Most Republicans do not wish to return to the pre-Trump
era. (We
few remaining Eisenhower Republicans meet in a very small room and speak
only in whispers.) Many Democrats evince a certain wistfulness for the Obama
years, but that is more of a question of pecking order than anything to do with
great Democratic policy victories, which were in fact few and far between
during the Obama years: Even the landmark health-care law of 2009 began
unraveling before it was enacted, and the system it tried to establish is today
a wreck.
The conservative writer P. J. O’Rourke in 2016 offered a
mock endorsement of Mrs. Clinton over Trump, saying: “She’s wrong about
absolutely everything, but she’s wrong within normal parameters.” Don’t expect
Biden to take that up as a slogan, but the former vice president implicitly is
offering himself as a “return to normalcy” candidate on similar lines — a
creep, a liar, a feckless time-serving hack of the lowest and meanest kind, but
within normal parameters. That fits in with the basic bedrock dynamic of 2020:
For Democrats, it’s anybody but Trump, and, for Republicans, it’s anybody but
any Democrat. With a severe economic contraction on the way and an epidemic
still raging, Trump’s argument for himself right now is, “Boy, things were
great, right up until they weren’t!” Biden’s argument is that the worst day
with Biden will be better than the best day with Trump.

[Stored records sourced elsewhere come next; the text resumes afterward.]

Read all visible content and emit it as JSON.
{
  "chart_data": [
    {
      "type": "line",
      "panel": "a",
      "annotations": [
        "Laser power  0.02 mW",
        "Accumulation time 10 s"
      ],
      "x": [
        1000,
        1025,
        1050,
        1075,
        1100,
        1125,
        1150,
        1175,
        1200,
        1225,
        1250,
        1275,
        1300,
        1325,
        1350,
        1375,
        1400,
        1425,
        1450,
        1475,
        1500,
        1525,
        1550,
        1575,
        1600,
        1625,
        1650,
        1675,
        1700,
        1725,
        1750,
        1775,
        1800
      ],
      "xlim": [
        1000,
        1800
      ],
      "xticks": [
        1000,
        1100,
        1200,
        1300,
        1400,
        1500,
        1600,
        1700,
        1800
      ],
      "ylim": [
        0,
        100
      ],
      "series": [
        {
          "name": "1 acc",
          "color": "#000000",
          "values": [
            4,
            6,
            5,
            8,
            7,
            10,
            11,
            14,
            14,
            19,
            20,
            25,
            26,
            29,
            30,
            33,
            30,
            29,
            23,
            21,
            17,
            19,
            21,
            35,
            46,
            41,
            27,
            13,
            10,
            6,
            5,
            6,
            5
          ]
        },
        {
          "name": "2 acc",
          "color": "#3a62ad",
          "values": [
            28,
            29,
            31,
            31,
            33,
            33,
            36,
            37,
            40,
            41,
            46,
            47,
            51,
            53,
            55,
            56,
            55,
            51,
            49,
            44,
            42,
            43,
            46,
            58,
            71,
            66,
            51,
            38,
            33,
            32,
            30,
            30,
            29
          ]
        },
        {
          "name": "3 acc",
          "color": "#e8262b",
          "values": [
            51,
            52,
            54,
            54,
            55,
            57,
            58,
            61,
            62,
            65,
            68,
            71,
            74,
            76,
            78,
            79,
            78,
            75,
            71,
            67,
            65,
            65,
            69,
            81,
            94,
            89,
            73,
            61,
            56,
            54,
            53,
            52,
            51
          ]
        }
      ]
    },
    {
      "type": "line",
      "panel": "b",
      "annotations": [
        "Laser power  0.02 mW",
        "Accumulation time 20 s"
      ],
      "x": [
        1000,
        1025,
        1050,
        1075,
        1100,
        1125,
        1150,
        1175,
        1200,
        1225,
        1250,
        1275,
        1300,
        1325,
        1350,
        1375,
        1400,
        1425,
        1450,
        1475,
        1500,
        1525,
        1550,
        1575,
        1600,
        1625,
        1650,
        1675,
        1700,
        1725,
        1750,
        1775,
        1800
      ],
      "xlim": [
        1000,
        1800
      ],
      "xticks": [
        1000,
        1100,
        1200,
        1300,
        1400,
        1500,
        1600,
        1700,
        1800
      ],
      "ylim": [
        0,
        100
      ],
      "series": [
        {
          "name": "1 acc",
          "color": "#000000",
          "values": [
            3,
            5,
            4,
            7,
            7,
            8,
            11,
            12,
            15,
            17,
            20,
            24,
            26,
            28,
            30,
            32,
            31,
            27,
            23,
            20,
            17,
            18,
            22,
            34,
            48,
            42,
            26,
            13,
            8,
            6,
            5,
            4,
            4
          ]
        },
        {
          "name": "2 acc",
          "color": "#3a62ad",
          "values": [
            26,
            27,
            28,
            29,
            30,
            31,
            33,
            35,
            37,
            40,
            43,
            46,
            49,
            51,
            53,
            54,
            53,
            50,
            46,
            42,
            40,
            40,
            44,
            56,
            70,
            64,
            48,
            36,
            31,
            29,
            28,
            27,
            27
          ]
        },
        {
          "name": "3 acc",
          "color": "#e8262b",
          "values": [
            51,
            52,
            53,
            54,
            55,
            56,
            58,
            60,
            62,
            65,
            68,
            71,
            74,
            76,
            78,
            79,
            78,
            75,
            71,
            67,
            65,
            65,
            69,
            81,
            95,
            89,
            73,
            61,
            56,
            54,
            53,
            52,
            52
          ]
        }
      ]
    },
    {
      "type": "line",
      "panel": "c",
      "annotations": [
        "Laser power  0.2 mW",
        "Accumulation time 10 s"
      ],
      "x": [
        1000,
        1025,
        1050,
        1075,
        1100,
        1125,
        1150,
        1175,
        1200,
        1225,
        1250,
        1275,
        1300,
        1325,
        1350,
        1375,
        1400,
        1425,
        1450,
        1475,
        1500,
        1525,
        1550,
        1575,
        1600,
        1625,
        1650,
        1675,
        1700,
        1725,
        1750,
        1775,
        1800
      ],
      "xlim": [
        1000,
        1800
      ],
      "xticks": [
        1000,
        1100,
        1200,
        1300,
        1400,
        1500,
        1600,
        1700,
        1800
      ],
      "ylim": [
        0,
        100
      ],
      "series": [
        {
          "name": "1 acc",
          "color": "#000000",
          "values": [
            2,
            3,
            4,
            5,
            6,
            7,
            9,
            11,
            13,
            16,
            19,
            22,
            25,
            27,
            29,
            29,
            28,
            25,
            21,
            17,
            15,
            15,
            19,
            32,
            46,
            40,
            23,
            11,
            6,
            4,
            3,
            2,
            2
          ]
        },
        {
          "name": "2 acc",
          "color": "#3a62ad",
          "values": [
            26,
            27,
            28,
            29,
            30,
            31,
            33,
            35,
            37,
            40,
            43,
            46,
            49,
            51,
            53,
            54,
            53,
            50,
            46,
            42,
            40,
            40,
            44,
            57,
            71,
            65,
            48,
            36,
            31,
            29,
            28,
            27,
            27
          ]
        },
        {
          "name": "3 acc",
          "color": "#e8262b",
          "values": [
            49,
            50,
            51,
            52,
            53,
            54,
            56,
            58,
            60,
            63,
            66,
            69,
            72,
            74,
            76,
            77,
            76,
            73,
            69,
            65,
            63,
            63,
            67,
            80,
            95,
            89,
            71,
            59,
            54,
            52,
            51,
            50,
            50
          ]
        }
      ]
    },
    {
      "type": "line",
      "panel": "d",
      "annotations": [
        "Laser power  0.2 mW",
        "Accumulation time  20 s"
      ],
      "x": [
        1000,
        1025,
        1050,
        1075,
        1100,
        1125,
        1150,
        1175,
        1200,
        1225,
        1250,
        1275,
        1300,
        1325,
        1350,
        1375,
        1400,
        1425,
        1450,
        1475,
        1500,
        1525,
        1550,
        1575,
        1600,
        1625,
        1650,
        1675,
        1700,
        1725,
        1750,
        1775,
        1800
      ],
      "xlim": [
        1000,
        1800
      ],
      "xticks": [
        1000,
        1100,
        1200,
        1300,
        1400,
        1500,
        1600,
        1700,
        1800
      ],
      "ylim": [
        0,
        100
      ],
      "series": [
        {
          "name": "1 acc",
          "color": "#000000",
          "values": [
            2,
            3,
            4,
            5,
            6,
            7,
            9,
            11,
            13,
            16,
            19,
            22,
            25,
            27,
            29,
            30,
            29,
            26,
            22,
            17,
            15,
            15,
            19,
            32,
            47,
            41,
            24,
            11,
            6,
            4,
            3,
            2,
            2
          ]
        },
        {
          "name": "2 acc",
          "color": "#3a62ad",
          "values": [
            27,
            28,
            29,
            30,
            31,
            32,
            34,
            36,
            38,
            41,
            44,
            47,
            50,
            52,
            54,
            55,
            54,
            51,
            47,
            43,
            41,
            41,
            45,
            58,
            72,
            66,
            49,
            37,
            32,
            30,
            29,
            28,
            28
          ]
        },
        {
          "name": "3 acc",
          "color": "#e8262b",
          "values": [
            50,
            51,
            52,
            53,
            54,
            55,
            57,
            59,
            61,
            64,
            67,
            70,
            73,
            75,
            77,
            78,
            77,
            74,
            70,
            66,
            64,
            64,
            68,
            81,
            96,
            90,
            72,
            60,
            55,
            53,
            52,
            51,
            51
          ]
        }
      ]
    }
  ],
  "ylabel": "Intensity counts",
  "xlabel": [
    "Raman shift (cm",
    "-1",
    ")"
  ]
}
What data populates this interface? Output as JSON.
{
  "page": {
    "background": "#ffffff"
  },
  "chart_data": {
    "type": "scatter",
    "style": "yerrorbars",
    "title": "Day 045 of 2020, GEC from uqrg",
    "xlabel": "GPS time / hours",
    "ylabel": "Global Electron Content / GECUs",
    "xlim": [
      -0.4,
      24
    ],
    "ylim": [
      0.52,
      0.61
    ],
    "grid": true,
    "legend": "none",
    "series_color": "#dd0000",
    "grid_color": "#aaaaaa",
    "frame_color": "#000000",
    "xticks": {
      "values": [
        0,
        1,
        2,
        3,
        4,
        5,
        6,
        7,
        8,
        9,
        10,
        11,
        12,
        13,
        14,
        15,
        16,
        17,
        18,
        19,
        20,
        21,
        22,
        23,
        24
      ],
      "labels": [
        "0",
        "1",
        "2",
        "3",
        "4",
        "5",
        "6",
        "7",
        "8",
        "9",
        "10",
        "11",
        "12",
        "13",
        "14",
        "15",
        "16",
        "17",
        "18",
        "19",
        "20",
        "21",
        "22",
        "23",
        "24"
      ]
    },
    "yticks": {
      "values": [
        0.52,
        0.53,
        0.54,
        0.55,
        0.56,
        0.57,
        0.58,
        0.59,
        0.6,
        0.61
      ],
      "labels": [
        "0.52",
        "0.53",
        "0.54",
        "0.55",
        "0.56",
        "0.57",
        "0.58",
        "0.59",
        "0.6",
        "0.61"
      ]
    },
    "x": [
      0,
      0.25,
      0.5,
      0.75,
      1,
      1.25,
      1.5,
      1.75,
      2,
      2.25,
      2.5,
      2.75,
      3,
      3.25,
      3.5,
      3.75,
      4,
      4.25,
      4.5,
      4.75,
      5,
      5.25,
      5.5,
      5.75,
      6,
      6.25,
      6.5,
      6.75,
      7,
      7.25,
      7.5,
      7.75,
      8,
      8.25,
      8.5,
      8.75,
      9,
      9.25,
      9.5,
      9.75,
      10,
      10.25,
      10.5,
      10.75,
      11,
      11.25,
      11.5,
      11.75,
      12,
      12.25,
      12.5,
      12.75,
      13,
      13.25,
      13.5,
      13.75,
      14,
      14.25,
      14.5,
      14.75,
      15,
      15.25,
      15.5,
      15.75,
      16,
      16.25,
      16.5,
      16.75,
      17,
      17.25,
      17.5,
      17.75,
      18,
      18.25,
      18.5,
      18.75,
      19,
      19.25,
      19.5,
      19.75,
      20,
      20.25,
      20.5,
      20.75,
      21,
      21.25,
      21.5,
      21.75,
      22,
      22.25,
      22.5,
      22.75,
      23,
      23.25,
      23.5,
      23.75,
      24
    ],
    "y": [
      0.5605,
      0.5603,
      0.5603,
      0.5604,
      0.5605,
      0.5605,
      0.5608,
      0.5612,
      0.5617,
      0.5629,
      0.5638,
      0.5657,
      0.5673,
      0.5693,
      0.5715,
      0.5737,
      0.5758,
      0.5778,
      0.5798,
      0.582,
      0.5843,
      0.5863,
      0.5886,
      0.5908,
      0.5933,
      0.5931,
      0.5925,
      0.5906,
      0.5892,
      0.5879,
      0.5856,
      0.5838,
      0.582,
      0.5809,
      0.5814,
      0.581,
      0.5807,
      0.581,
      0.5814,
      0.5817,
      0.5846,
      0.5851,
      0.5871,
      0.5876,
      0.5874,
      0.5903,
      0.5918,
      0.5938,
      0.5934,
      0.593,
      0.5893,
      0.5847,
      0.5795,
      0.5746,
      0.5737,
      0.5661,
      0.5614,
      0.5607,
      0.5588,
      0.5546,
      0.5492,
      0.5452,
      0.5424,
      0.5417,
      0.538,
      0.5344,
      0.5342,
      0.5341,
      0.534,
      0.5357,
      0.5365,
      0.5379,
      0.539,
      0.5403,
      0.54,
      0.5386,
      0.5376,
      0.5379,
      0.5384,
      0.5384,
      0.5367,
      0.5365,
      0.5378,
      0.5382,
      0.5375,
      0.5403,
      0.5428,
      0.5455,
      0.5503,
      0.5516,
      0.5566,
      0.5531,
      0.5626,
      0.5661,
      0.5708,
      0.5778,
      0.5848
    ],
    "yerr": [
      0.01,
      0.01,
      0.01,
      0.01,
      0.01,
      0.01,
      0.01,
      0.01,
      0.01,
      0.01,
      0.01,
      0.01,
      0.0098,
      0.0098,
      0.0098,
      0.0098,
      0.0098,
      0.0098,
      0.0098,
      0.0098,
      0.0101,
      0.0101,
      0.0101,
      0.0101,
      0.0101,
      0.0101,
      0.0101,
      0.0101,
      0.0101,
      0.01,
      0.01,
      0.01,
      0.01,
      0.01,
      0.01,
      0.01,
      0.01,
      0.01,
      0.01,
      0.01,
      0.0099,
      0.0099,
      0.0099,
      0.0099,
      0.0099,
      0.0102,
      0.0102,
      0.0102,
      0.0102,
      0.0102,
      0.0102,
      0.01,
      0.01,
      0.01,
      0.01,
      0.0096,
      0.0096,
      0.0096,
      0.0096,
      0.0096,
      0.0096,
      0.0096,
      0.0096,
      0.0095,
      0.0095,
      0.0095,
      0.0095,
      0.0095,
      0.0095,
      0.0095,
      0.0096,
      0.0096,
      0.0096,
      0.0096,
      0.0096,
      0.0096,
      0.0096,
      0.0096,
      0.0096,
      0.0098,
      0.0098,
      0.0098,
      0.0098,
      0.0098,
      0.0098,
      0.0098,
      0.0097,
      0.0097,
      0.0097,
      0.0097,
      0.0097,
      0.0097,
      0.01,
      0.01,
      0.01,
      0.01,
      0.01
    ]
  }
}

The lines are drawn, but I wonder how many Americans
really want a return to normalcy. They may not all want Trump, and they
mostly may not want a confessing socialist such as Bernie Sanders, but from the
Obama campaign to the Tea Party movement to Occupy Wall Street to the Trump
campaign, there is plenty of evidence that 21st-century Americans are done with
20th-century politics and that they are inconsolably dissatisfied with what has
been on offer from the two major parties. There is a demand, often dangerous
and destructive, for radical change. Joe Biden is unlikely to slake that
particular thirst.
Biden was first elected to the Senate the year I was
born. He is a product not of the Clinton years but of the Nixon era. Even with
an aging electorate (the median age of a voter in the 2016 election was 51), he
is a dusty holdover of a time that is quickly receding into ancient history.
(These things move quickly: In 2011, the late Phyllis
Schlafly graciously organized a little book event for me in Washington;
watching Cate Blanchett play her in Mrs. America, among the hairdos and
groovy interiors of the 1970s, it could not be more obvious that she was, after
all, more a part of Jack Kennedy’s world than Mark Zuckerberg’s.)
Mrs. Clinton came to prominence when most Americans had
never sent an email or heard of a web browser. Joe Biden was elected to the
Senate in the first year that color televisions outsold black-and-white models.
He comes from the other side of a great divide — and that is not only a matter
of age. “Hillary Endorses Biden” is a headline that belongs on newsprint, like
“Dewey Defeats Truman.”
The response to Mrs. Clinton’s endorsement in 2020 was,
“So, what?”
The day after tomorrow, it will be, “Who?”